Review: It seems like a good idea... 'Las Vegas Hillbillys,' a kind of a 'Krush Groove' for the possum pie and moonshine set, starring Jayne Mansfield and Mamie van Doren. Duelling blonde bombshells, right? Ah, no. Van Doren is looking sad and puffy in this film as a 'tough' but disinterested saloon singer, longing for better days when she was straining angora sweaters and scratching out the eyes of good girls everywhere. Jayne Mansfield sports a series of tentlike grandma dresses of the sort later found adorning the fashionable Weezie Jefferson, reading from cue cards with a kind of breathy, clueless abandon which is probably quite fetching when she's not dressed in a potato sack. One can imagine her on her rendezvous with destiny, thinking, 'Oh no, we're about to slide underneath that semi truck! But at least I won't have to think about 'Las Vegas Hillbillys' anymore.' Between the two of them, they don't get more then seven minutes' screen time. This movie is ostensibly a musical, in the sense that there is music in it, consisting of fifteen- or twenty-minute blocks of bad lip-synching (in an 85-minute film) which do nothing to advance the plot, such as it is. Watch for Bill Anderson's all-KGB-agent backup band. 'We are American high-fashion models.' I gave this movie a whole two stars because they *can* sing, after all... give them a break. Richard Kiel makes a surprise appearance as, can you guess? a thug. He actually has dialogue in this film, of a sort, and in watching his performance you really get a sense that unenthusiastically bunny-hopping between cable cars in 'Moonraker' represented the pinnacle of his acting career. The plot: Woody Weatherby contemplates stardom, inherits a debt-ridden saloon from his uncle, goes to Vegas, tries to run the place, has a twenty-minute nap. In the last ten minutes Aunt Clem magically fixes everything and starts a cream pie fight. Van Doren kisses Ferlin Husky, thereby completing her descent to the innermost circle of Hades. The End. There was supposedly a sequel to this, 'Hillbillys in a Haunted House,' but I frankly am afraid to watch it. Be my guest.

Rating: 5 stars
Summary: Mmm Hmm. A heaping helping of country goodness
Review: Listen up ya'll. If you enjoy a movie with good down home mannerisms, easy speaking rural folk, and a plot that's thinner than a Southern fried possumn tail, than this here moving picture is just right for you.

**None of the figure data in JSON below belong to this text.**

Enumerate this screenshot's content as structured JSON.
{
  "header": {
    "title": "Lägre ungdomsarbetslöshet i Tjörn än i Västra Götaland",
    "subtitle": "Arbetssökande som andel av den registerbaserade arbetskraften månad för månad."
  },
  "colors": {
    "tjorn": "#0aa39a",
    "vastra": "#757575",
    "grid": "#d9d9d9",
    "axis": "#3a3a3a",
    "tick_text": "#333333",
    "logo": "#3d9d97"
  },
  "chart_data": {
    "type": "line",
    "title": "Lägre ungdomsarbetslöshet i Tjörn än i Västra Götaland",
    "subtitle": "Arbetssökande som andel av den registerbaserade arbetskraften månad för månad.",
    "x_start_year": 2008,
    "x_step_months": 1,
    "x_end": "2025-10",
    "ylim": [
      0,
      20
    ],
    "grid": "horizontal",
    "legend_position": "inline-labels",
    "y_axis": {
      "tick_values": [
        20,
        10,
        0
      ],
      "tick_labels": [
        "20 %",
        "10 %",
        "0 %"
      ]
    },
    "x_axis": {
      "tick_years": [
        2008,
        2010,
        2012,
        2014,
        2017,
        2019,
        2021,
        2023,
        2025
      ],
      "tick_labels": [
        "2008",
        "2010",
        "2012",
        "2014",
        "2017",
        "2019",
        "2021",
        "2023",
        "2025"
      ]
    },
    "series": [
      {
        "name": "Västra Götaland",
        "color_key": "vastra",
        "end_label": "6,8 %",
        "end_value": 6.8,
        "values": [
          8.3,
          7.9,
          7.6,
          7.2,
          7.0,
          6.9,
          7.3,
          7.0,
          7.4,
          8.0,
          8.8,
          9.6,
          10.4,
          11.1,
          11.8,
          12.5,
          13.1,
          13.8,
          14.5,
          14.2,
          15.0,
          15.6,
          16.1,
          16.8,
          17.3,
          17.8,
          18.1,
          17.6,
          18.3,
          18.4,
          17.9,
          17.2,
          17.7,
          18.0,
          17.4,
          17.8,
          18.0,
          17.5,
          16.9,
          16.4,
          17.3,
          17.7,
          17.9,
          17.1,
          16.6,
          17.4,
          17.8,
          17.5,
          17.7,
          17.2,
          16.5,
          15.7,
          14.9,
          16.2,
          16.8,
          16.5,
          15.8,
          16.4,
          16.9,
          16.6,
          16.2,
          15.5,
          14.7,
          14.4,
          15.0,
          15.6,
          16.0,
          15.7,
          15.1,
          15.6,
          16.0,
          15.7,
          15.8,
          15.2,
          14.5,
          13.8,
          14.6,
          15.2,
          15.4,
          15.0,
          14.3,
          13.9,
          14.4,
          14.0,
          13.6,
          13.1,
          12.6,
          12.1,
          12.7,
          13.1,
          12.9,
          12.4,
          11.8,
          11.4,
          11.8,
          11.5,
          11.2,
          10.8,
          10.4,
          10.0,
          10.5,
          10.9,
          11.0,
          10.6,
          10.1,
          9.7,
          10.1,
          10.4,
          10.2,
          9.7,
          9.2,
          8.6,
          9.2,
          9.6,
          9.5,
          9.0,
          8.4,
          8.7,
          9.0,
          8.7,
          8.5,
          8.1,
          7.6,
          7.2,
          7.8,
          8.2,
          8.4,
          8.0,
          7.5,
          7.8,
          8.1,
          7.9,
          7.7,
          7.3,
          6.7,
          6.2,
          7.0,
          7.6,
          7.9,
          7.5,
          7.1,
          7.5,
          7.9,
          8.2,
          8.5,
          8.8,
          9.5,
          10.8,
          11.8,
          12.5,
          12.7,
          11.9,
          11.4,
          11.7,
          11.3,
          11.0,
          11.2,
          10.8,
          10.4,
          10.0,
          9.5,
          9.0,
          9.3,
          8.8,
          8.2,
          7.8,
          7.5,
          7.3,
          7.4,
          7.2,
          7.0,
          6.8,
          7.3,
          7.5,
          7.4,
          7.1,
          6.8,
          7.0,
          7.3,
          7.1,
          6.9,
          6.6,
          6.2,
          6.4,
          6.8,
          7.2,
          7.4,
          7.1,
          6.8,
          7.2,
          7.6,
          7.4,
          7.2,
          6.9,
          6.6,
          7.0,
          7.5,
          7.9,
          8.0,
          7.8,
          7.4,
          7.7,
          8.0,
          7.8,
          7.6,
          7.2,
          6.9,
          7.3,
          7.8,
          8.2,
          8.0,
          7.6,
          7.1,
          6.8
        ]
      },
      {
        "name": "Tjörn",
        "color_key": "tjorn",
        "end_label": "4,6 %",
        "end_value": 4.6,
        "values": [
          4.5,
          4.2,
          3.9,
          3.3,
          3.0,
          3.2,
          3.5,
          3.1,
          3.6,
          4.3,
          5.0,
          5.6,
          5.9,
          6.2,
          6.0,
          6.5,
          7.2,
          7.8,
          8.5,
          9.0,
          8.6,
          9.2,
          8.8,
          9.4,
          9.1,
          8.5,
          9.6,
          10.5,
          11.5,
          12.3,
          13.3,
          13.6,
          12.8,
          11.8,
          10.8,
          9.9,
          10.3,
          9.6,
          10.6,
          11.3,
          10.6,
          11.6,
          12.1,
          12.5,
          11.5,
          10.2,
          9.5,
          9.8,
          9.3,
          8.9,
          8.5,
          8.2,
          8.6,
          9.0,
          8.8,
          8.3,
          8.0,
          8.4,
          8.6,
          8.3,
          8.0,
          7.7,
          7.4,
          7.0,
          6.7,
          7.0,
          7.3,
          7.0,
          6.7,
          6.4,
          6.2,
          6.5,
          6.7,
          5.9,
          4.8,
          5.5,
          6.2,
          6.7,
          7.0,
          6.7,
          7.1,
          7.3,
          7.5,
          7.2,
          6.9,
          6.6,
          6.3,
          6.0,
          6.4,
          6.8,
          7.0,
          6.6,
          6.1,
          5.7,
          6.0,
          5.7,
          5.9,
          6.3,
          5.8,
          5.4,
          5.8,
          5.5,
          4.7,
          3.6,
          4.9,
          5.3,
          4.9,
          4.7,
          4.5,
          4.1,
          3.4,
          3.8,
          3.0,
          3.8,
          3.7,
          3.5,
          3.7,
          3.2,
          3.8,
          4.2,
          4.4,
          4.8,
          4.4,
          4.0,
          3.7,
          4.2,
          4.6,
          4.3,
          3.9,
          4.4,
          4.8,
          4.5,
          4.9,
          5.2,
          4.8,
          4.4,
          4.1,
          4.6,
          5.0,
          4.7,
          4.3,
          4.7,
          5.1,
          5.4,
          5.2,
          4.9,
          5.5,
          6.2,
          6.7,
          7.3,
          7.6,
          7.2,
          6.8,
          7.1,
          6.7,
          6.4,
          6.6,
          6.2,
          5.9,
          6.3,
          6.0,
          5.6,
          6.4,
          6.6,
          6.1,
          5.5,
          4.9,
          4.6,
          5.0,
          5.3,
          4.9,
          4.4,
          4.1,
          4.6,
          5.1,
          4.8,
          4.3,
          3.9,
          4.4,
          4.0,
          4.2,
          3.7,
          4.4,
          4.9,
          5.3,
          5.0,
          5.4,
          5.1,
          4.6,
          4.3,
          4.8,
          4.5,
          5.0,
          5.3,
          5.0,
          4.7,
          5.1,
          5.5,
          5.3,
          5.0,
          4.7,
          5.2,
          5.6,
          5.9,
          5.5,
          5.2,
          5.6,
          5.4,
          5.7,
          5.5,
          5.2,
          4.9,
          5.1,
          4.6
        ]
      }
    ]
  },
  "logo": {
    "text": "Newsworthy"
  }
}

Shucks. You get the same two leading men from the Hillbillies in the Haunted House movie, plus Mamie Van Doren. Jayne Mansfield may have clocked in at a whole 10 minutes in this film. She's saved by our kindly southern folk after she breaks down on the highway, she sings a song in a dream sequence type setting, then she stands at the roulette wheel and that looks like stock footage.

To watch the film the whole way through is as painful as putting your nose to the lips of a large mouth bass. The country songs and 'stars' that perform are enough to curdle grandma's buttermilk. Whew boy, if you like being tortured by honest good time cinema, step right up and go to Vegas with 60's country stars that are as loosely knit as a scarecrow in a tornado.

Rating: 1 stars
Summary: Don't Buy this Video....
Review: The color is washed out...the print is very grainy...this may the worst copy of any film,that i have ever bought....the soundtrack is hard to hear...do not purchase this version of this film...a better copy of this film may be worth it,if you are a country music fan...this movie was shot in a studio & not a very good studio...there is less than a minute of 1966 Vegas in this film.